0

I have to download MANY compressed bz2-files and unzip them for further processing. Downloading is I/O bound, unzipping is CPU bound. So I thought I might be best off combining a ThreadPoolExecutor with a ProcessPoolExecutor. To be clear on this: I don't want to wait with the unzipping until all files are downloaded. I rather want to use my CPU resources while other files are still being downloaded. I read this thread, but it doesn't seem useful to me.
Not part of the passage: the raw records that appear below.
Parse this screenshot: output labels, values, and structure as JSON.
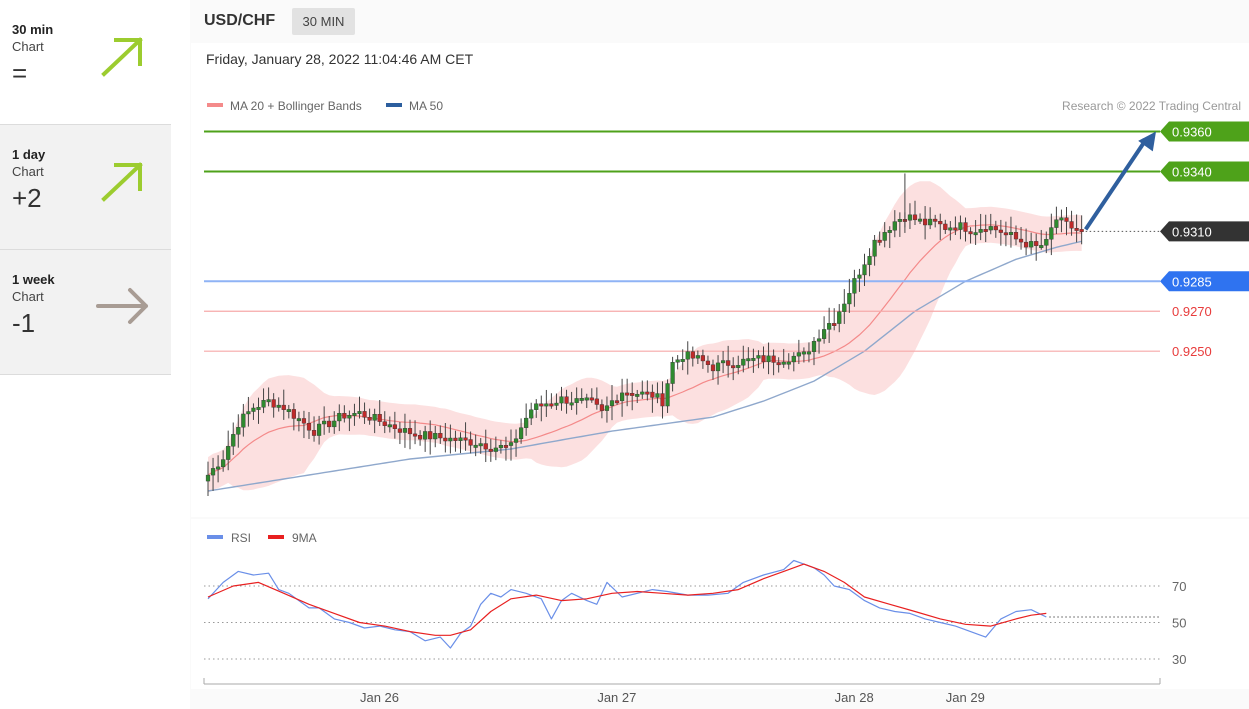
{
  "sidebar": {
    "items": [
      {
        "label": "30 min",
        "sub": "Chart",
        "value": "=",
        "arrow": "up",
        "color": "#9ccc2f"
      },
      {
        "label": "1 day",
        "sub": "Chart",
        "value": "+2",
        "arrow": "up",
        "color": "#9ccc2f"
      },
      {
        "label": "1 week",
        "sub": "Chart",
        "value": "-1",
        "arrow": "right",
        "color": "#a89c94"
      }
    ]
  },
  "header": {
    "pair": "USD/CHF",
    "timeframe": "30 MIN",
    "datetime": "Friday, January 28, 2022 11:04:46 AM CET"
  },
  "chart_data": {
    "type": "candlestick",
    "legend": [
      {
        "name": "MA 20 + Bollinger Bands",
        "color": "#f48a8a"
      },
      {
        "name": "MA 50",
        "color": "#2c5e9e"
      }
    ],
    "copyright": "Research © 2022 Trading Central",
    "ylim": [
      0.918,
      0.9373
    ],
    "price_levels": [
      {
        "value": 0.936,
        "label": "0.9360",
        "type": "resistance",
        "color": "#4ea21a"
      },
      {
        "value": 0.934,
        "label": "0.9340",
        "type": "resistance",
        "color": "#4ea21a"
      },
      {
        "value": 0.931,
        "label": "0.9310",
        "type": "last",
        "color": "#333333"
      },
      {
        "value": 0.9285,
        "label": "0.9285",
        "type": "pivot",
        "color": "#2f73f0"
      },
      {
        "value": 0.927,
        "label": "0.9270",
        "type": "support",
        "color": "#e83c3c"
      },
      {
        "value": 0.925,
        "label": "0.9250",
        "type": "support",
        "color": "#e83c3c"
      }
    ],
    "arrow": {
      "from_price": 0.9311,
      "to_price": 0.936,
      "direction": "up"
    },
    "price_path": [
      [
        0,
        0.9188
      ],
      [
        3,
        0.9197
      ],
      [
        6,
        0.9214
      ],
      [
        9,
        0.9222
      ],
      [
        12,
        0.9225
      ],
      [
        15,
        0.9222
      ],
      [
        18,
        0.9216
      ],
      [
        21,
        0.921
      ],
      [
        24,
        0.9214
      ],
      [
        27,
        0.9218
      ],
      [
        30,
        0.9219
      ],
      [
        33,
        0.9216
      ],
      [
        36,
        0.9213
      ],
      [
        39,
        0.921
      ],
      [
        42,
        0.9208
      ],
      [
        45,
        0.9207
      ],
      [
        48,
        0.9206
      ],
      [
        51,
        0.9205
      ],
      [
        54,
        0.9204
      ],
      [
        56,
        0.9202
      ],
      [
        58,
        0.9202
      ],
      [
        60,
        0.9202
      ],
      [
        62,
        0.9212
      ],
      [
        64,
        0.9221
      ],
      [
        67,
        0.9224
      ],
      [
        70,
        0.9226
      ],
      [
        73,
        0.9225
      ],
      [
        76,
        0.9224
      ],
      [
        78,
        0.9219
      ],
      [
        80,
        0.9225
      ],
      [
        82,
        0.923
      ],
      [
        85,
        0.9229
      ],
      [
        88,
        0.9228
      ],
      [
        90,
        0.9225
      ],
      [
        92,
        0.9244
      ],
      [
        94,
        0.9248
      ],
      [
        97,
        0.9246
      ],
      [
        100,
        0.9242
      ],
      [
        103,
        0.9244
      ],
      [
        106,
        0.9245
      ],
      [
        109,
        0.9246
      ],
      [
        112,
        0.9246
      ],
      [
        115,
        0.9247
      ],
      [
        118,
        0.9248
      ],
      [
        120,
        0.9255
      ],
      [
        122,
        0.9262
      ],
      [
        124,
        0.9266
      ],
      [
        126,
        0.9275
      ],
      [
        128,
        0.9285
      ],
      [
        130,
        0.9295
      ],
      [
        132,
        0.9305
      ],
      [
        134,
        0.931
      ],
      [
        136,
        0.9315
      ],
      [
        138,
        0.9318
      ],
      [
        140,
        0.9316
      ],
      [
        142,
        0.9314
      ],
      [
        144,
        0.9314
      ],
      [
        146,
        0.9312
      ],
      [
        148,
        0.9313
      ],
      [
        150,
        0.9312
      ],
      [
        152,
        0.9311
      ],
      [
        154,
        0.9313
      ],
      [
        156,
        0.9311
      ],
      [
        158,
        0.9309
      ],
      [
        160,
        0.9306
      ],
      [
        162,
        0.9304
      ],
      [
        164,
        0.9302
      ],
      [
        166,
        0.9304
      ],
      [
        167,
        0.9311
      ],
      [
        168,
        0.9316
      ],
      [
        170,
        0.9313
      ],
      [
        172,
        0.9311
      ],
      [
        173,
        0.931
      ]
    ],
    "ma50_path": [
      [
        0,
        0.918
      ],
      [
        20,
        0.9188
      ],
      [
        40,
        0.9196
      ],
      [
        60,
        0.9201
      ],
      [
        80,
        0.921
      ],
      [
        100,
        0.9217
      ],
      [
        110,
        0.9225
      ],
      [
        120,
        0.9235
      ],
      [
        130,
        0.925
      ],
      [
        140,
        0.927
      ],
      [
        150,
        0.9285
      ],
      [
        160,
        0.9296
      ],
      [
        168,
        0.9302
      ],
      [
        173,
        0.9305
      ]
    ],
    "x_ticks": [
      {
        "label": "Jan 26",
        "bar": 30
      },
      {
        "label": "Jan 27",
        "bar": 77
      },
      {
        "label": "Jan 28",
        "bar": 124
      },
      {
        "label": "Jan 29",
        "bar": 146
      }
    ]
  },
  "rsi_data": {
    "legend": [
      {
        "name": "RSI",
        "color": "#6a8fe8"
      },
      {
        "name": "9MA",
        "color": "#e82020"
      }
    ],
    "ylim": [
      20,
      90
    ],
    "levels": [
      {
        "value": 70,
        "label": "70"
      },
      {
        "value": 50,
        "label": "50"
      },
      {
        "value": 30,
        "label": "30"
      }
    ],
    "rsi": [
      [
        0,
        63
      ],
      [
        3,
        72
      ],
      [
        6,
        78
      ],
      [
        9,
        76
      ],
      [
        12,
        77
      ],
      [
        14,
        68
      ],
      [
        16,
        66
      ],
      [
        18,
        62
      ],
      [
        20,
        58
      ],
      [
        22,
        58
      ],
      [
        25,
        52
      ],
      [
        28,
        50
      ],
      [
        31,
        47
      ],
      [
        34,
        48
      ],
      [
        37,
        46
      ],
      [
        40,
        45
      ],
      [
        43,
        40
      ],
      [
        46,
        42
      ],
      [
        48,
        36
      ],
      [
        50,
        44
      ],
      [
        52,
        48
      ],
      [
        54,
        60
      ],
      [
        56,
        66
      ],
      [
        58,
        64
      ],
      [
        60,
        68
      ],
      [
        63,
        66
      ],
      [
        66,
        63
      ],
      [
        68,
        52
      ],
      [
        70,
        62
      ],
      [
        72,
        66
      ],
      [
        75,
        62
      ],
      [
        77,
        60
      ],
      [
        79,
        72
      ],
      [
        82,
        64
      ],
      [
        85,
        66
      ],
      [
        88,
        68
      ],
      [
        91,
        67
      ],
      [
        95,
        65
      ],
      [
        99,
        65
      ],
      [
        103,
        66
      ],
      [
        106,
        72
      ],
      [
        110,
        76
      ],
      [
        114,
        79
      ],
      [
        116,
        84
      ],
      [
        118,
        82
      ],
      [
        120,
        80
      ],
      [
        122,
        76
      ],
      [
        124,
        70
      ],
      [
        127,
        68
      ],
      [
        130,
        62
      ],
      [
        133,
        58
      ],
      [
        136,
        56
      ],
      [
        139,
        55
      ],
      [
        142,
        52
      ],
      [
        145,
        50
      ],
      [
        148,
        48
      ],
      [
        151,
        45
      ],
      [
        154,
        42
      ],
      [
        157,
        52
      ],
      [
        160,
        56
      ],
      [
        163,
        57
      ],
      [
        166,
        53
      ]
    ],
    "ma9": [
      [
        0,
        64
      ],
      [
        5,
        70
      ],
      [
        10,
        72
      ],
      [
        15,
        66
      ],
      [
        20,
        60
      ],
      [
        25,
        55
      ],
      [
        30,
        50
      ],
      [
        35,
        48
      ],
      [
        40,
        45
      ],
      [
        45,
        43
      ],
      [
        48,
        43
      ],
      [
        52,
        46
      ],
      [
        56,
        56
      ],
      [
        60,
        63
      ],
      [
        65,
        65
      ],
      [
        70,
        62
      ],
      [
        75,
        63
      ],
      [
        80,
        66
      ],
      [
        85,
        67
      ],
      [
        90,
        66
      ],
      [
        95,
        65
      ],
      [
        100,
        66
      ],
      [
        105,
        68
      ],
      [
        110,
        74
      ],
      [
        114,
        78
      ],
      [
        118,
        82
      ],
      [
        122,
        78
      ],
      [
        126,
        72
      ],
      [
        130,
        64
      ],
      [
        135,
        60
      ],
      [
        140,
        56
      ],
      [
        145,
        52
      ],
      [
        150,
        49
      ],
      [
        155,
        48
      ],
      [
        160,
        52
      ],
      [
        163,
        54
      ],
      [
        166,
        55
      ]
    ]
  }
}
I have this code:

import bz2
import requests
from concurrent import futures
from io import BytesIO

class Source:
    
    def __init__(self, url):
        self.url = url
        self.compressed = None
        self.binary = None
        
    def download(self):
        print(f'Start downloading {self.url}')
        req = requests.get(self.url, timeout=5)
        self.compressed = req.content
        print(f'Finished downloading {self.url}')
        return self
    
    def unzip(self):
        print(f'Start unzipping {self.url}')
        with bz2.open(BytesIO(self.compressed), 'rb') as file:
            self.binary = file.read() 
        print(f'Finished unzipping {self.url}')
        return self
    
list_sources_init = [Source(url) for url in list_urls]
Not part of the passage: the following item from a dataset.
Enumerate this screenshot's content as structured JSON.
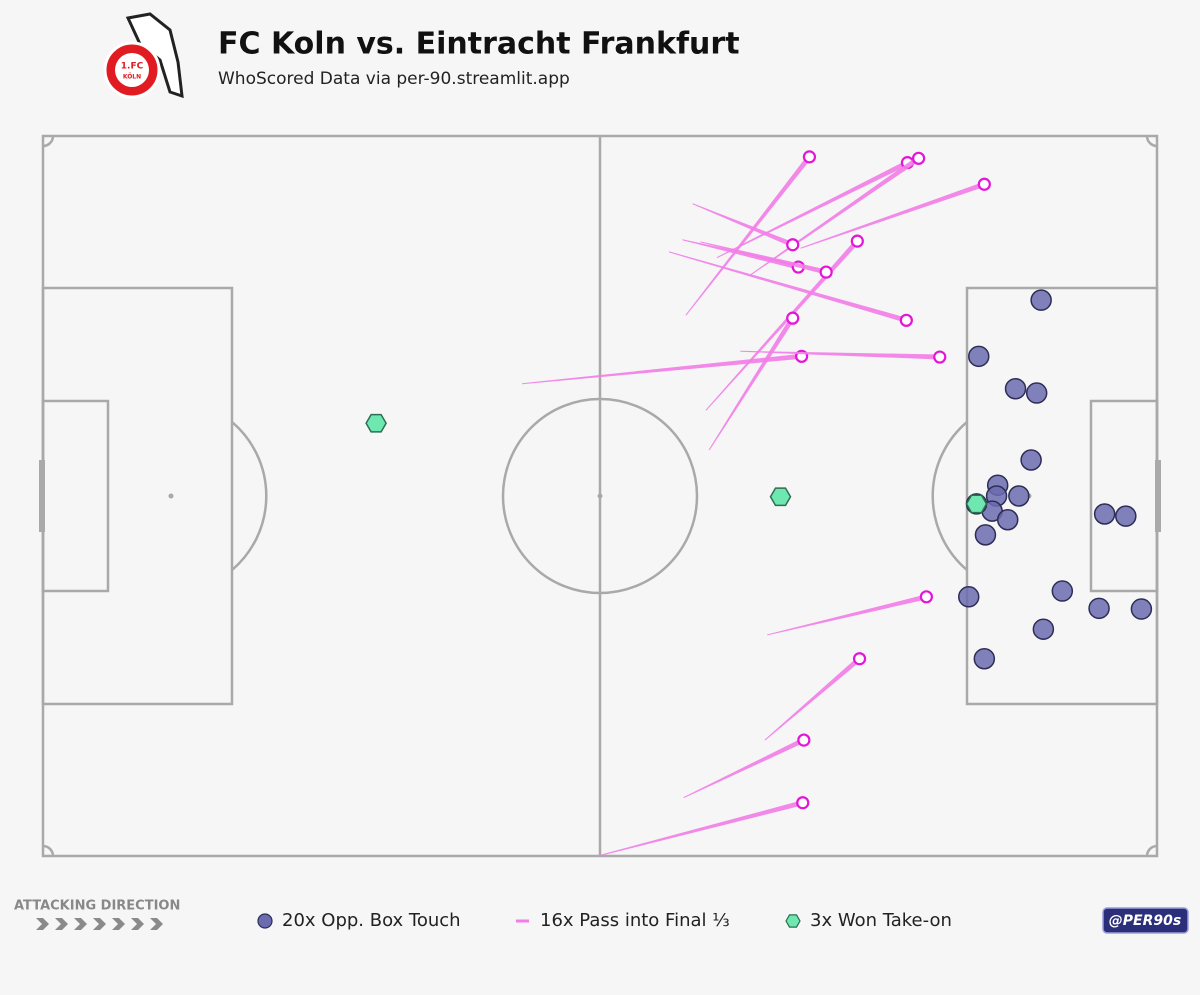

with futures.ThreadPoolExecutor() as executor_threads, futures.ProcessPoolExecutor() as executor_processes:
    list_futures_after_download = [
        executor_threads.submit(source.download)  
        for source in list_sources_init
    ]
    list_futures_after_unzip = []
    for future in futures.as_completed(list_futures_after_download):
        source = future.result()
        list_futures_after_unzip.append(executor_processes.submit(source.unzip))
            
list_sources_unzipped = [future.result() for future in list_futures_after_unzip]

This works, but it seems a bit fishy. Furthermore, I wonder why the elements in list_sources_init do not get downloaded. In the first place I planned to get along with this list only and perform the parallel action on its elements. Now I ended up with 3 lists, partially containing the same data. Most painfully is that the compressed data is stored in list_futures_after_download as well as in list_futures_after_unzip.

I guess there is a better way to do it. But how?

Durtal
  • 1,063
  • 3
  • 11
  • If you have working code and are looking for general, open-ended improvements your question is more appropriate for [CodeReview](https://codereview.stackexchange.com) – be sure to check their [question guide](https://codereview.meta.stackexchange.com/questions/2436/how-to-get-the-best-value-out-of-code-review-asking-questions) first, though. – MisterMiyagi Sep 21 '21 at 08:45
  • I see no reason to use threads here. Just do the download and unzipping in each sub-process –  Sep 21 '21 at 09:10

1 Answers1

2

This is more concise. I see no benefit in using threads for this:-

from multiprocessing import Pool, freeze_support
import requests
import bz2
from io import BytesIO

URL_LIST = []

def processURL(url):
    try:
        with requests.Session() as session:
            r = session.get(url, timeout=5)
            r.raise_for_status()
            with bz2.open(BytesIO(r.content), 'rb') as data:
                return data.read()
    except Exception:
        pass # will implicitly return None


def main():
    with Pool() as pool:
        results = pool.map(processURL, URL_LIST)
        for r in results:
            print(r)


if __name__ == '__main__':
    freeze_support()
    main()